Penfui, Mikhael News – Komunitas Seminari Tinggi Santo Mikhael Penfui bersama umat merayakan Minggu Palma, Peringatan Sengsara Tuhan, dengan penuh khidmat pada Minggu (29/3/2026). Perayaan yang mengawali rangkaian Pekan Suci ini mengusung tema “Lihatlah Rajamu!” dan dimulai pada pukul 07.30 WITA dengan pemberkatan daun palma di depan Unit Citra.
Sorak-sorai “Hosana” menggema di pelataran seminari ketika seluruh umat, para frater, dan para imam membawa daun palma yang telah diberkati menuju Kapela Seminari Tinggi Santo Mikhael sambil melantunkan nyanyian pujian. Suasana yang penuh sukacita dan khidmat mewarnai awal perayaan sebagai ungkapan iman dalam menyambut Kristus Sang Raja yang memasuki Yerusalem untuk menggenapi karya keselamatan-Nya melalui sengsara, wafat, dan kebangkitan.

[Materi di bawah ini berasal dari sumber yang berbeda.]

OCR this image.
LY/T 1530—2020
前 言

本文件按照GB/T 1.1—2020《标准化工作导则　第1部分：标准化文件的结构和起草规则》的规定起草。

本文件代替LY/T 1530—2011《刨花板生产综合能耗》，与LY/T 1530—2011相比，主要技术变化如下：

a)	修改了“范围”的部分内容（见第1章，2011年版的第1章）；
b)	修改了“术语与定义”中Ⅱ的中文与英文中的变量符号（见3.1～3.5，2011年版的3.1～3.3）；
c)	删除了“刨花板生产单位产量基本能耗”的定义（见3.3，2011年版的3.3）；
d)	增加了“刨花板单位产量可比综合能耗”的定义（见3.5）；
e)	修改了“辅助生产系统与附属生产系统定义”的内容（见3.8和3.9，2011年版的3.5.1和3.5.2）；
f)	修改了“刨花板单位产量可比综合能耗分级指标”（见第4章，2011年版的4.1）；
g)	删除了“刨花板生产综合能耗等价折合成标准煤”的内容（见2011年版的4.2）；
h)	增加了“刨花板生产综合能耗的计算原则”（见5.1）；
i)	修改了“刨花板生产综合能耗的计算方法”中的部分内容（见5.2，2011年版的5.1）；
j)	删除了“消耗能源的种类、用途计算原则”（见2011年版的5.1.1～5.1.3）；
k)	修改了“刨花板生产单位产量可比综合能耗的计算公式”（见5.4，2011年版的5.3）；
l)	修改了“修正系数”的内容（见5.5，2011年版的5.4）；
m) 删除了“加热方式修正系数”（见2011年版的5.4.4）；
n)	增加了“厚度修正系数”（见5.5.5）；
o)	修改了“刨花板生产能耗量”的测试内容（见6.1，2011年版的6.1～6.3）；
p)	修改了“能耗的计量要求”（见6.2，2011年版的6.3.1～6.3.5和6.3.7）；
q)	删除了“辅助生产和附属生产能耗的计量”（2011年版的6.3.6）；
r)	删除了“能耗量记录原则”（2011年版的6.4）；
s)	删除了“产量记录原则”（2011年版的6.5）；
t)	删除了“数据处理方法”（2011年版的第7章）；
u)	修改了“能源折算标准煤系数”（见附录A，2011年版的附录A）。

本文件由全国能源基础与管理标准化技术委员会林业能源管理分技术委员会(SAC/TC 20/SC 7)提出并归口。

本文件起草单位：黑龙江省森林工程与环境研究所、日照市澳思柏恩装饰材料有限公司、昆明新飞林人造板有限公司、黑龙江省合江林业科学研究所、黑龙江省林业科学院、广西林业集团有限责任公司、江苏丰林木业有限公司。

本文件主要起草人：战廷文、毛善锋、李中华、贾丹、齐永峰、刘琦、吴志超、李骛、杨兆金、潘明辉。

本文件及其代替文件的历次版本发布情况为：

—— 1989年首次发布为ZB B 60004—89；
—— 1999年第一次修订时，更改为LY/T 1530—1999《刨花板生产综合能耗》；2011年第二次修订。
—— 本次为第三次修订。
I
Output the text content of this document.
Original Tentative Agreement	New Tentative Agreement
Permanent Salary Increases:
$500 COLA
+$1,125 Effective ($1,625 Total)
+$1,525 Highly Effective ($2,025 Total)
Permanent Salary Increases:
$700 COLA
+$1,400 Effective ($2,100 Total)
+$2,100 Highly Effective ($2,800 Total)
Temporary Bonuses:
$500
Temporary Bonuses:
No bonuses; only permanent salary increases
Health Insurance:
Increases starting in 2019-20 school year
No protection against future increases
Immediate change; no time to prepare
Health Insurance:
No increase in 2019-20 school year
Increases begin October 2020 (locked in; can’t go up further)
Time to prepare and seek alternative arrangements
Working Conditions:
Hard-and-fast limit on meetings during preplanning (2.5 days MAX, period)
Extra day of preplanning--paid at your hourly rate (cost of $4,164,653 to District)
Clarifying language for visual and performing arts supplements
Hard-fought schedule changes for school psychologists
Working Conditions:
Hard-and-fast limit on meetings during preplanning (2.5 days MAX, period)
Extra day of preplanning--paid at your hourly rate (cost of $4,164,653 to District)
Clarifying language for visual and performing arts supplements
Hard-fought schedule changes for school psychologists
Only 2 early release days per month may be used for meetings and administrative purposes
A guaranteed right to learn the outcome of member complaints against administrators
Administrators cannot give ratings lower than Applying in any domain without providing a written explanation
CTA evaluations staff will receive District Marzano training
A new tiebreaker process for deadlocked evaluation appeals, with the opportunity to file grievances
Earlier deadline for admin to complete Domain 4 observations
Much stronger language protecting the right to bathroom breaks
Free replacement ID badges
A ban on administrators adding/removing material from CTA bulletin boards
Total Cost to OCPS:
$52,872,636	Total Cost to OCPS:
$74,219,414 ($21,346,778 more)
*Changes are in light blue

Perayaan Ekaristi dipimpin oleh RD. Yudha Pramana sebagai selebran utama. Ia didampingi oleh RD. Theodorus A. Silab, Pr., RD. Yohanes Subani, RD. Herman Punda Panda, Pr., dan RD. Oktovianus Naif sebagai konselebran. Turut hadir pula RD. Yos Nahak bersama para formator, seluruh frater, dan umat yang memenuhi Kapela Seminari Tinggi Santo Mikhael.
Dalam homilinya, Romo Yudha mengajak umat dan para frater untuk merenungkan kembali makna Yesus sebagai Raja yang berbeda dengan gambaran raja menurut dunia. Menurutnya, manusia sering kali mengharapkan seorang pemimpin yang berkuasa dan penuh kemegahan, sedangkan Yesus justru memperlihatkan kepemimpinan yang lahir dari kerendahan hati, kasih, dan pengorbanan diri.

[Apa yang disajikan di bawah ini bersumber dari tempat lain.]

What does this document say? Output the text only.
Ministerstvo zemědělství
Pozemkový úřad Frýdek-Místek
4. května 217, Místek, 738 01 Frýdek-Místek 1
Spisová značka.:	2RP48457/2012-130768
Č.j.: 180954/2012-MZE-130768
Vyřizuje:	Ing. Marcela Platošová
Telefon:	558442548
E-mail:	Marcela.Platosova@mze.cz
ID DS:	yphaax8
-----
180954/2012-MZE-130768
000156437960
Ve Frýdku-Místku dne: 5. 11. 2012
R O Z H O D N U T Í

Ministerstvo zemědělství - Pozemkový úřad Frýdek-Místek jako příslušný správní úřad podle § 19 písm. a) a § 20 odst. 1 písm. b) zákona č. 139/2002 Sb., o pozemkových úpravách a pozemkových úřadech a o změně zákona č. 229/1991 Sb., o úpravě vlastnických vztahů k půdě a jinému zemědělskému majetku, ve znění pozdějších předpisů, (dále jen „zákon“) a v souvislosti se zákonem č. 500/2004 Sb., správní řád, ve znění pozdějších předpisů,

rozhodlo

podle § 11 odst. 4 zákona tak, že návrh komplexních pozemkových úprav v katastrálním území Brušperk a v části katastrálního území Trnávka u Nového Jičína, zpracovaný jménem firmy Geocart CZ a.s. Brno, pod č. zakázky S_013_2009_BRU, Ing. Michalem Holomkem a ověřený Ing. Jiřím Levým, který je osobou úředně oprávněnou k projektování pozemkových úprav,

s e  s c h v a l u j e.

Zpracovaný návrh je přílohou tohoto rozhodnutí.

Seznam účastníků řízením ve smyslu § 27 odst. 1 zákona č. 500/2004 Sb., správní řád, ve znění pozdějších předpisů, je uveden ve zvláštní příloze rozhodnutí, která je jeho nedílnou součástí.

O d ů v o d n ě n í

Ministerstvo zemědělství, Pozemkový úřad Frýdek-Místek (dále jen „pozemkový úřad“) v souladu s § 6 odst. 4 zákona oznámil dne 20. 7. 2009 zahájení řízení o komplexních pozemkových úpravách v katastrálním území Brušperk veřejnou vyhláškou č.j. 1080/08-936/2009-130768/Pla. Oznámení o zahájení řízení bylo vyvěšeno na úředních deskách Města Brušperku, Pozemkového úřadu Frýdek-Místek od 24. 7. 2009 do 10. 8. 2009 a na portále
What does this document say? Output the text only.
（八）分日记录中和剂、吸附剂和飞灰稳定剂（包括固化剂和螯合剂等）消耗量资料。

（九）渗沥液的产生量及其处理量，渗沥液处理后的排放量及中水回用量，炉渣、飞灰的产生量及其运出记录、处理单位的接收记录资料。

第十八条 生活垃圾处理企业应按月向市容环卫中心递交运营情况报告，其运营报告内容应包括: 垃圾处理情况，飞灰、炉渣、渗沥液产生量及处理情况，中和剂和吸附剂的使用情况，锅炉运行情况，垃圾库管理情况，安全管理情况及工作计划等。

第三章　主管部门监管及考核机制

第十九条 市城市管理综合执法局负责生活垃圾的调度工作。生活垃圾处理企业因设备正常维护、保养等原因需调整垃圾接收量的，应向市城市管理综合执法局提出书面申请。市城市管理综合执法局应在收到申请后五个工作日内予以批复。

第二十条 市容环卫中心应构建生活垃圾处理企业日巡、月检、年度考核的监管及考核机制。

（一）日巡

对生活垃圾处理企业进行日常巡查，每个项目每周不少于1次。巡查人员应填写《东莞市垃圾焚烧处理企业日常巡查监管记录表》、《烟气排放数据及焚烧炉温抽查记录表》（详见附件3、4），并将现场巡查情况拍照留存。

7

“Harapan kita tentang raja sering kali bukanlah ‘Raja’ yang Yesus bawa. Yesus tidak sama dengan raja-raja masa kini. Ia datang bukan untuk menguasai, melainkan untuk menyerahkan diri,” tutur Romo Yudha.
Lebih lanjut, Romo Yudha mengajak umat agar tidak hanya menyambut Yesus dengan seruan Hosana, tetapi juga setia mengikuti-Nya dalam perjalanan menuju salib. Menurutnya, kesetiaan sebagai murid Kristus diwujudkan melalui keberanian memikul salib, menghayati kasih, dan menghadirkan semangat pengorbanan dalam kehidupan sehari-hari.

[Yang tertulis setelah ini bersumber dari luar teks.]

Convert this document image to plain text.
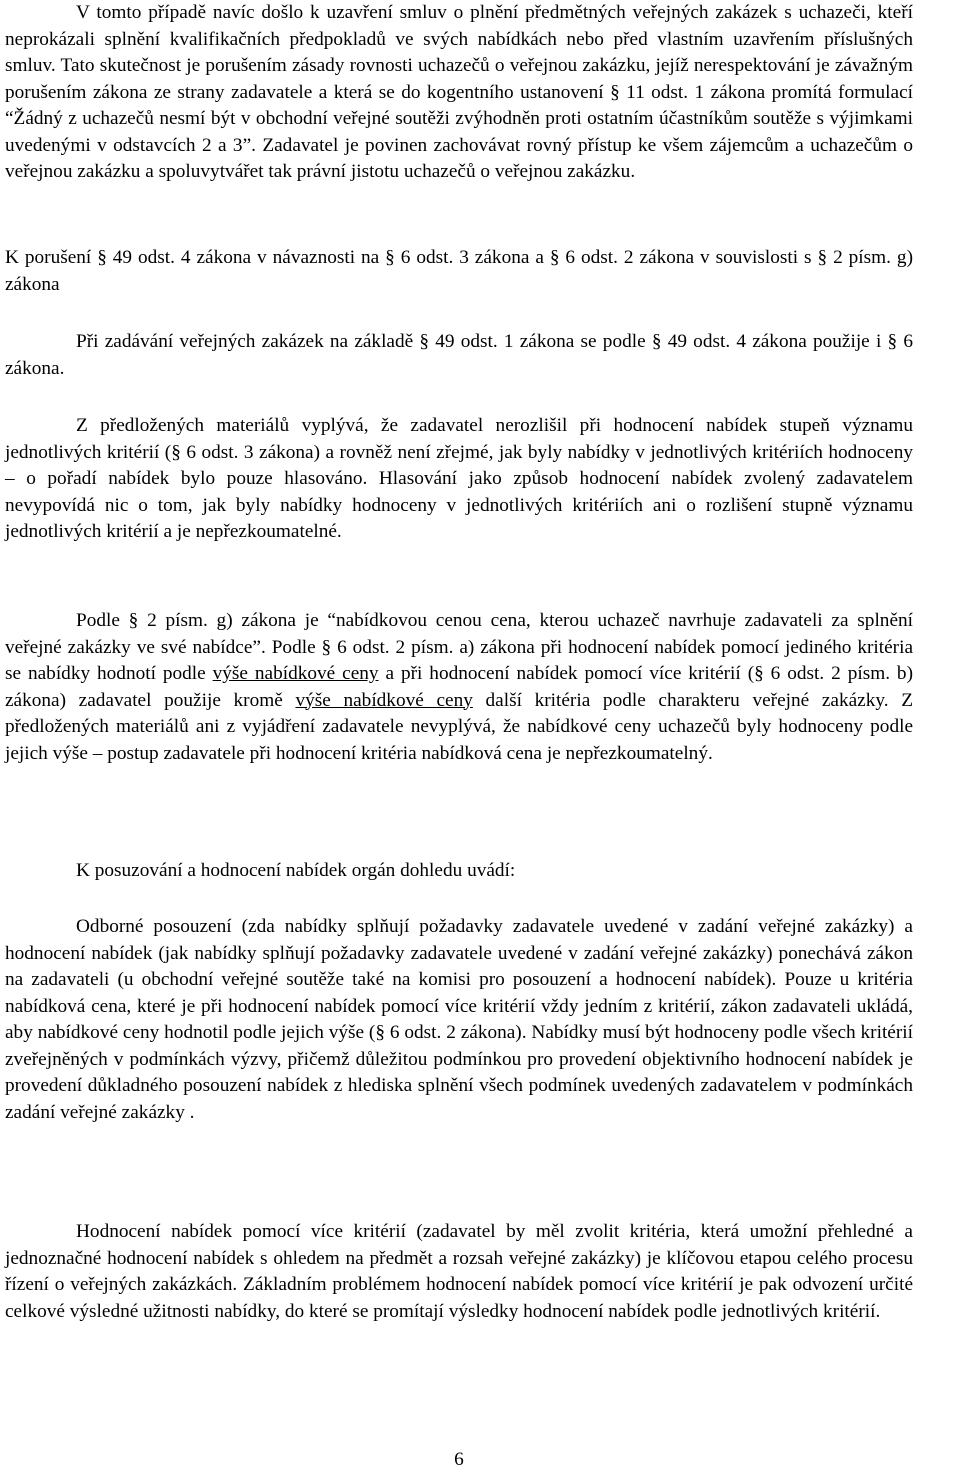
V tomto případě navíc došlo k uzavření smluv o plnění předmětných veřejných zakázek s uchazeči, kteří neprokázali splnění kvalifikačních předpokladů ve svých nabídkách nebo před vlastním uzavřením příslušných smluv. Tato skutečnost je porušením zásady rovnosti uchazečů o veřejnou zakázku, jejíž nerespektování je závažným porušením zákona ze strany zadavatele a která se do kogentního ustanovení § 11 odst. 1 zákona promítá formulací “Žádný z uchazečů nesmí být v obchodní veřejné soutěži zvýhodněn proti ostatním účastníkům soutěže s výjimkami uvedenými v odstavcích 2 a 3”. Zadavatel je povinen zachovávat rovný přístup ke všem zájemcům a uchazečům o veřejnou zakázku a spoluvytvářet tak právní jistotu uchazečů o veřejnou zakázku.

K porušení § 49 odst. 4 zákona v návaznosti na § 6 odst. 3 zákona a § 6 odst. 2 zákona v souvislosti s § 2 písm. g) zákona

Při zadávání veřejných zakázek na základě § 49 odst. 1 zákona se podle § 49 odst. 4 zákona použije i § 6 zákona.

Z předložených materiálů vyplývá, že zadavatel nerozlišil při hodnocení nabídek stupeň významu jednotlivých kritérií (§ 6 odst. 3 zákona) a rovněž není zřejmé, jak byly nabídky v jednotlivých kritériích hodnoceny – o pořadí nabídek bylo pouze hlasováno. Hlasování jako způsob hodnocení nabídek zvolený zadavatelem nevypovídá nic o tom, jak byly nabídky hodnoceny v jednotlivých kritériích ani o rozlišení stupně významu jednotlivých kritérií a je nepřezkoumatelné.

Podle § 2 písm. g) zákona je “nabídkovou cenou cena, kterou uchazeč navrhuje zadavateli za splnění veřejné zakázky ve své nabídce”. Podle § 6 odst. 2 písm. a) zákona při hodnocení nabídek pomocí jediného kritéria se nabídky hodnotí podle výše nabídkové ceny a při hodnocení nabídek pomocí více kritérií (§ 6 odst. 2 písm. b) zákona) zadavatel použije kromě výše nabídkové ceny další kritéria podle charakteru veřejné zakázky. Z předložených materiálů ani z vyjádření zadavatele nevyplývá, že nabídkové ceny uchazečů byly hodnoceny podle jejich výše – postup zadavatele při hodnocení kritéria nabídková cena je nepřezkoumatelný.

K posuzování a hodnocení nabídek orgán dohledu uvádí:

Odborné posouzení (zda nabídky splňují požadavky zadavatele uvedené v zadání veřejné zakázky) a hodnocení nabídek (jak nabídky splňují požadavky zadavatele uvedené v zadání veřejné zakázky) ponechává zákon na zadavateli (u obchodní veřejné soutěže také na komisi pro posouzení a hodnocení nabídek). Pouze u kritéria nabídková cena, které je při hodnocení nabídek pomocí více kritérií vždy jedním z kritérií, zákon zadavateli ukládá, aby nabídkové ceny hodnotil podle jejich výše (§ 6 odst. 2 zákona). Nabídky musí být hodnoceny podle všech kritérií zveřejněných v podmínkách výzvy, přičemž důležitou podmínkou pro provedení objektivního hodnocení nabídek je provedení důkladného posouzení nabídek z hlediska splnění všech podmínek uvedených zadavatelem v podmínkách zadání veřejné zakázky .

Hodnocení nabídek pomocí více kritérií (zadavatel by měl zvolit kritéria, která umožní přehledné a jednoznačné hodnocení nabídek s ohledem na předmět a rozsah veřejné zakázky) je klíčovou etapou celého procesu řízení o veřejných zakázkách. Základním problémem hodnocení nabídek pomocí více kritérií je pak odvození určité celkové výsledné užitnosti nabídky, do které se promítají výsledky hodnocení nabídek podle jednotlivých kritérií.

6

Di sela-sela homili, Romo Yudha menyampaikan refleksinya dengan gaya yang komunikatif dan sesekali diselingi candaan yang mengundang gelak tawa umat dan para frater.
“Kalau Koster siapkan keledai, pasti tadi perarakan kami pakai keledai. Tidak boleh kuda atau yang lain, karena kita harus ikut teladan Yesus. Dan kalau siapkan keledai, harus enam ekor, supaya semua romo bisa naik masing-masing satu,” candanya.
Candaan tersebut disambut hangat oleh umat dan para frater. Melalui humor sederhana itu, Romo Yudha sekaligus mengingatkan pentingnya menghayati simbol-simbol Kitab Suci dalam liturgi Gereja sebagai jalan untuk semakin memahami misteri keselamatan yang dirayakan.
Partisipasi aktif umat bersama seluruh komunitas seminari menunjukkan semangat kebersamaan dalam mengawali Pekan Suci. Kehadiran umat dari berbagai lingkungan di sekitar Seminari Tinggi Santo Mikhael turut memperkaya perayaan sebagai ungkapan iman bersama dalam mempersiapkan diri menyambut Paskah.
Melalui Perayaan Minggu Palma, para calon imam dan seluruh umat diajak memandang Kristus sebagai Sang Raja yang datang bukan untuk menguasai, melainkan untuk melayani dan menyerahkan hidup-Nya demi keselamatan manusia. Dengan semangat itu, komunitas Seminari Tinggi Santo Mikhael melanjutkan peziarahan imannya dalam rangkaian Tri Hari Suci hingga Hari Raya Paskah untuk merayakan misteri sengsara, wafat, dan kebangkitan Tuhan.